Every day at 23andMe is a research day.

Joyce Tung, 23andMe’s Vice President of Research, listening in on sequencing and imputation.

But recently, we had our very first “23andMe Genome Research Day”, during which our scientists shared a little about what we do, and learned about some of the cutting edge work being done by outside academics and researchers.

More than 100 scientists from universities and research institutions around the San Francisco Bay area attended the event, which was the brainchild of our vice president of research Joyce Tung, PhD, who worked with her team to put it all together.

“We wanted an exchange of scientific ideas with our local scientific community,” said Joyce. “And we wanted to showcase some of the work being done every day by scientists at 23andMe.”

This kind of collaboration happens all the time during large conferences like the annual American Society of Human Genetics, where we always have a large presence. But this event offered us a less formal way to meet with outside scientists and to exchange ideas. The day included presentations from 23andMe researchers, as well as researchers from several universities in California. There was also a poster session, offering scientists a forum to showcase their work and talk one-on-one with each other.

Aaron Kleinman, PhD, discussing strategies for sequencing and imputation.

This collaborative exchange is also a key part of what we believe in here at 23andMe. Our mission is to help people access, understand and benefit from the human genome. Part of that mission means that we work in collaboration with outside researchers to make discoveries. 23andMe has published more than 75 papers and much of that work has been done with outside collaborators. Science is often a collaborative process, so the Genome Research Day also offered 23andMe a chance to talk with scientists with whom we may want to work together with in the future, Joyce said.

23andMe researchers offered a peek at our work in sequencing, imputation, multi-variant modeling for risk predictions and therapeutics, while outside researchers presented posters on a range of topics some looking at human genetic variation and even Neanderthal population dynamics.

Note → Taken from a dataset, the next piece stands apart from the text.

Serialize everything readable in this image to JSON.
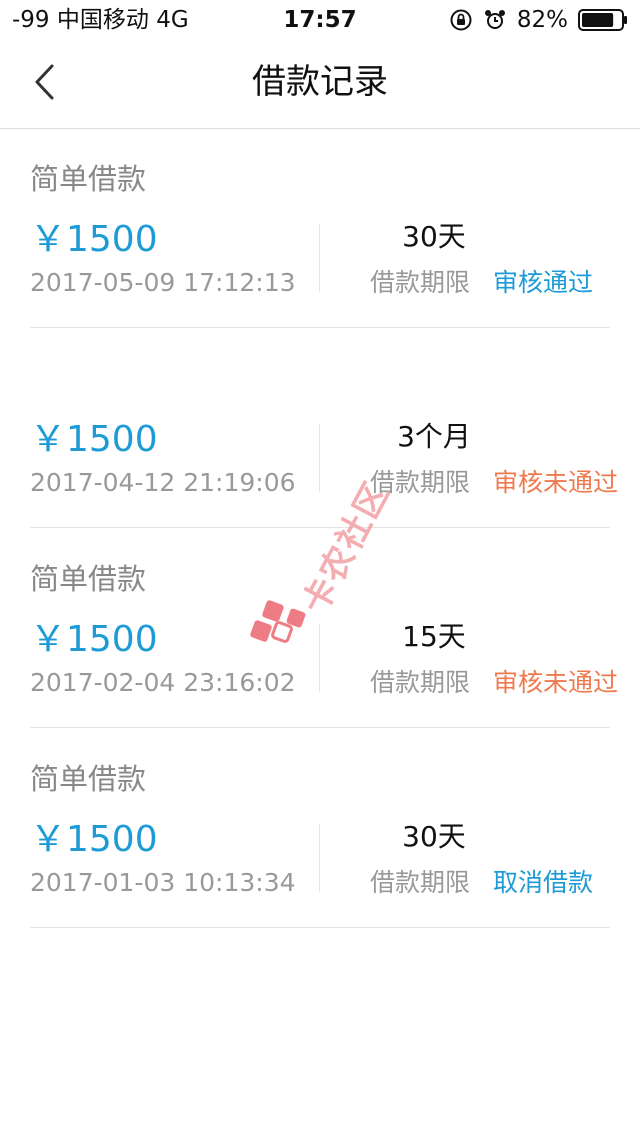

Aaron Kleinman, a 23andMe senior scientist and computational biologist, talked a little bit about the services we offer customers, as well as the efforts the company is making to improve diversity in genetic research. Aaron talked about two of those initiatives, one to create sequence panels for people of Ashkenazi Jewish Ancestry and the other to create a panel for African Americans to be used as a reference dataset for health research. The de-identified genetic data that is part of our African American Sequencing project will then be made available to other qualified researchers at institutions around the world. The hope is that this will help alleviate some of the disparities in health-related genetic research. With its large number of customers of diverse ancestry, this is something that 23andMe is “uniquely situated to do,” Aaron said.

On top of discussing what we currently are doing, 23andMe scientists also talked a little bit about what the future holds. Nick Furlotte, a 23andMe senior scientist and statistical geneticist, talked about the use of machine learning to create new types of polygenic risk prediction models. Health and traits are complex and are influenced not just by genetics, but by lifestyle, diet and environmental factors. With larger pools of data, more sophisticated computing power, Nick said 23andMe has the opportunity to create much more detailed and personalized health reports.

All in all the day was a success, said Joyce.

“Doing great science doesn’t mean much unless you share it with others. We were happy to have the chance to share some of our work and to learn about what about the great things our neighbors in the scientific community are doing,” she said.